Pada persalinan yang disproporsi sefalopelvik, regangan segmen bawah uterus dengan
serviks uteri tidak terjepit antara kepala janin dengan tulang panggul sehingga tarikan ke atas
langsung ditampung oleh vagina, tarikan melampaui kekuatan jaringan yang menyebabkan
robekan vagina pada batas bagian teratas dengan bagian yang lebih bawah
Fistula
Fistula akibat pembedahan vaginal jarang ditemui karena tindakan vaginal yang sulit untuk
melahirkan anak banyak diganti dengan seksio sesarea.
Fistula dapat terjadi mendadak karena perlukaan pada vagina yang menembus kandung
kemih atau rectum. Fistula dapat berupa fistula vesikovaginalis atau rektovaginalis.
c. Robekan perineum
Robekan perineum terjadi hampir pada semua persalinan pertama.
Robekan perineum umumnya terjadi di garis tengah dan bisa menjadi luas apabila kepala
janin lahir terlalu cepat, sudut arkus pubis lebih kecil daripada biasa, kepala janin melewati
pintu panggul bawah dengan ukuran yang lebih besar daripada sirkumferensia suboksipito
bregmatika
3. Retensio plasenta
Retensio plasenta adalah belum lahirnya plasenta jam setelah anak lahir. Tidak semua
retensio plasenta menyebabkan terjadinya perdarahan. Apabila terjadi perdarahan, maka
plasenta dilepaskan secara manual lebih dulu.
4. Tertinggalnya sebagian plasenta (sisa plasenta)
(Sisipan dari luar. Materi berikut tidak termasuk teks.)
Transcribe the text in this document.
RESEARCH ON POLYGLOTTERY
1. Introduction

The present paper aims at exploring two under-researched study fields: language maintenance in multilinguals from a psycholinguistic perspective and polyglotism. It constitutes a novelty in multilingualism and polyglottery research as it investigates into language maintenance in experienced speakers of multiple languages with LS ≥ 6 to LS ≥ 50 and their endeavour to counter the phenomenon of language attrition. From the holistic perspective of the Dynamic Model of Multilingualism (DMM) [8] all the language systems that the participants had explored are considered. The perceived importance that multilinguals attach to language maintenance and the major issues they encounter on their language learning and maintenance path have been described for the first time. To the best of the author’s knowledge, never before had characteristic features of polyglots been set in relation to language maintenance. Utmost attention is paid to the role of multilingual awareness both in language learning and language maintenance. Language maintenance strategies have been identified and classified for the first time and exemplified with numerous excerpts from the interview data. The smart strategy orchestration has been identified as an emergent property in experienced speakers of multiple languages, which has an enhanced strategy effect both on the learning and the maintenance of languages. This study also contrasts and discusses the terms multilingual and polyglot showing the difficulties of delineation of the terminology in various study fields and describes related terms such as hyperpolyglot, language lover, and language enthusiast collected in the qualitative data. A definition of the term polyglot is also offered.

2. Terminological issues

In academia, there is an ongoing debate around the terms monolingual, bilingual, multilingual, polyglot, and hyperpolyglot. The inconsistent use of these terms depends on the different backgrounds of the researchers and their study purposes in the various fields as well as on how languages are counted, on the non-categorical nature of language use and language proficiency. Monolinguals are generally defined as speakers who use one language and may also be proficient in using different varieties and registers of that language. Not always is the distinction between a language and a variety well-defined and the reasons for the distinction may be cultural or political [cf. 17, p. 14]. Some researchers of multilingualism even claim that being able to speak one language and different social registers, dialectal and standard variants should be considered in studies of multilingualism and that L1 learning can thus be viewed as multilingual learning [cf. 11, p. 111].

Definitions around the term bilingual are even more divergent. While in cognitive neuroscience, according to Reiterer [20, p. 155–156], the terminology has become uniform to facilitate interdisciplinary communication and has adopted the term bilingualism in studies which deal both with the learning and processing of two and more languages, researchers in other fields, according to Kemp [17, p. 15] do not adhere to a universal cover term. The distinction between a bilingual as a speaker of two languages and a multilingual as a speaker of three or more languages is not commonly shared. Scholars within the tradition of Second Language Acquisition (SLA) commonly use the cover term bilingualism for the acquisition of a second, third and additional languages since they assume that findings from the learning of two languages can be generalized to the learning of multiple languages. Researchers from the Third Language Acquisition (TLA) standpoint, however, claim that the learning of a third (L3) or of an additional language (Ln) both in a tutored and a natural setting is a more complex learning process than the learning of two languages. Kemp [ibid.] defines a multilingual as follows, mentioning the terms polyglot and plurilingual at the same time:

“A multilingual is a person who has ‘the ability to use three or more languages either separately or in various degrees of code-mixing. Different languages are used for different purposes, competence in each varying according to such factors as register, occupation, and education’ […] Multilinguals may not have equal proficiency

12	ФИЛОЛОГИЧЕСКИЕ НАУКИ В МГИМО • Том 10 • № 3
Sewaktu suatu bagian dari plasenta (satu atau lebih lobus) tertinggal maka uterus tidak
dapat berkontraksi secara efektif dan menimbulkan perdarahan.
Tetapi mungkin saja pada beberapa keadaan tidak ada perdarahan dengan sisa plasenta.
5. Inversio uterus
Uterus dikatakan mengalami inversi jika bagian dalam menjadi di luar saat melahirkan
plasenta. Reposisi sebaiknya segera dilakukan.
V. MANIFESTASI KLINIK
Gejala Klinis umum yang terjadi adalah kehilangan darah dalam jumlah yang banyak (>
500 ml), nadi lemah, pucat, lochea berwarna merah, haus, pusing, gelisah, letih, dan dapat
terjadi syok hipovolemik, tekanan darah rendah, ekstremitas dingin, mual.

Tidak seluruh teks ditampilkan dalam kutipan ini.